Resistin is another adipocyte secreted hormone that potentially links obesity to type 2 diabetes. Initial studies indicated that resistin levels are elevated in animal models of diabetes and obesity and treatment with insulin sensitizing agents (such as TZDs) results in reduction of circulating resistin levels [213][214], although the role and regulation of resistin still remain controversial [215]. Correlation of increased resistin expression with obesity and insulin resistance has been observed in some human subjects [216], but not others [217][218][219]. Further studies will be required to elucidate the role of resistin in human obesity and diabetes.


Retinol-binding protein-4 (RBP-4) is another adipokine strongly associated with insulin resistance. Serum RBP-4 levels are elevated in insulin-resistant mice and humans with obesity and type 2 diabetes and are normalized by rosiglitazone [220]. In non-obese subjects without type 2 diabetes, RBP- 4 is also associated with insulin resistance and body fat distribution [221]. Lowering RBP4 could be a new strategy for treating type 2 diabetes.


Central obesity and the accumulation of visceral fat are risk factors for the development of type 2 diabetes. Two adipokines have been identified that are highly enriched in the visceral fat. The first one, Visfatin, corresponds to a protein identified previously as pre-B cell colony-enhancing factor (PBEF) or nicotinamide phosphoribosyltransferase (Nampt) and acts as an insulin mimetic [222]. The second one, omentin, increases insulin sensitivity in human adipocytes [223][224]. As we understand the function of visceral fat better, the roles played by these new adipokines as well as others to be discovered will be more accurately defined.


Insulin receptor activators

Since insulin receptor play an important role in the regulation of whole body metabolism and pathogenesis of diabetes, small molecule agents that can activate insulin receptor or potentiate insulin action at the receptor level will prove useful as novel therapeutics for diabetes. Activators of insulin receptor have been shown to activate insulin signaling in cells and decrease blood glucose levels in murine models of diabetes when dosed orally [225][226][227][228]. The identification of these agents demonstrates, in principle, the feasibility of an "insulin pill" for treatment of diabetes mellitus, a longstanding but elusive goal of drug discovery research.
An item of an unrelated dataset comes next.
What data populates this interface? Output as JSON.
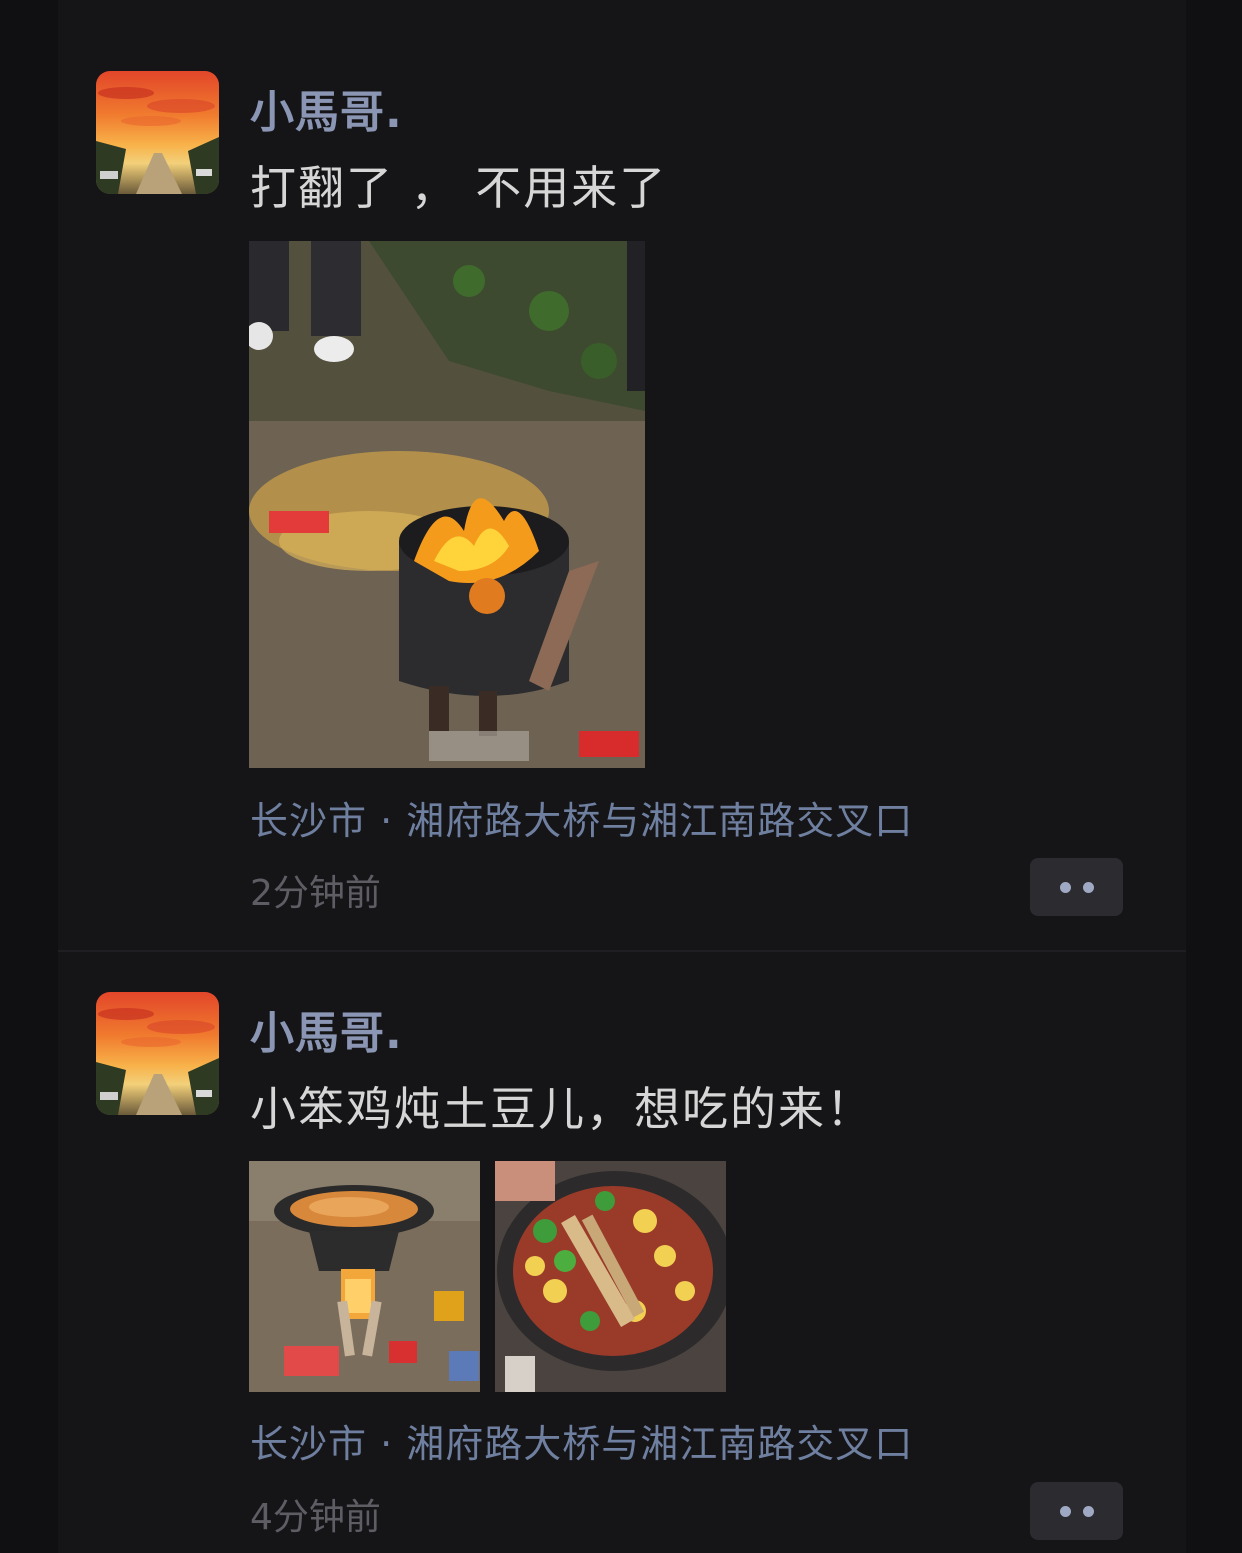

Since the cloning of insulin receptor in 1985, significant progress has been made in the understanding of insulin signal transduction pathways and their alterations in the development of insulin resistance and pathogenesis of diabetes. Much work is still needed to further unravel the detailed molecular mechanisms by which insulin regulates the intricate cellular processes in a variety of tissues. Given the recognition of increasing importance of adipose tissue in insulin sensitivity, it is anticipated that additional novel hormones synthesized and secreted by adipocytes will be identified. These hormones could act on other insulin target tissues, including liver and muscle, and modulate whole body glucose, lipid, and protein metabolism. Elucidation of the insulin signaling mechanisms will yield new therapeutic targets for insulin resistance and diabetes and hopefully lead to discovery of novel treatments for the metabolic derangement.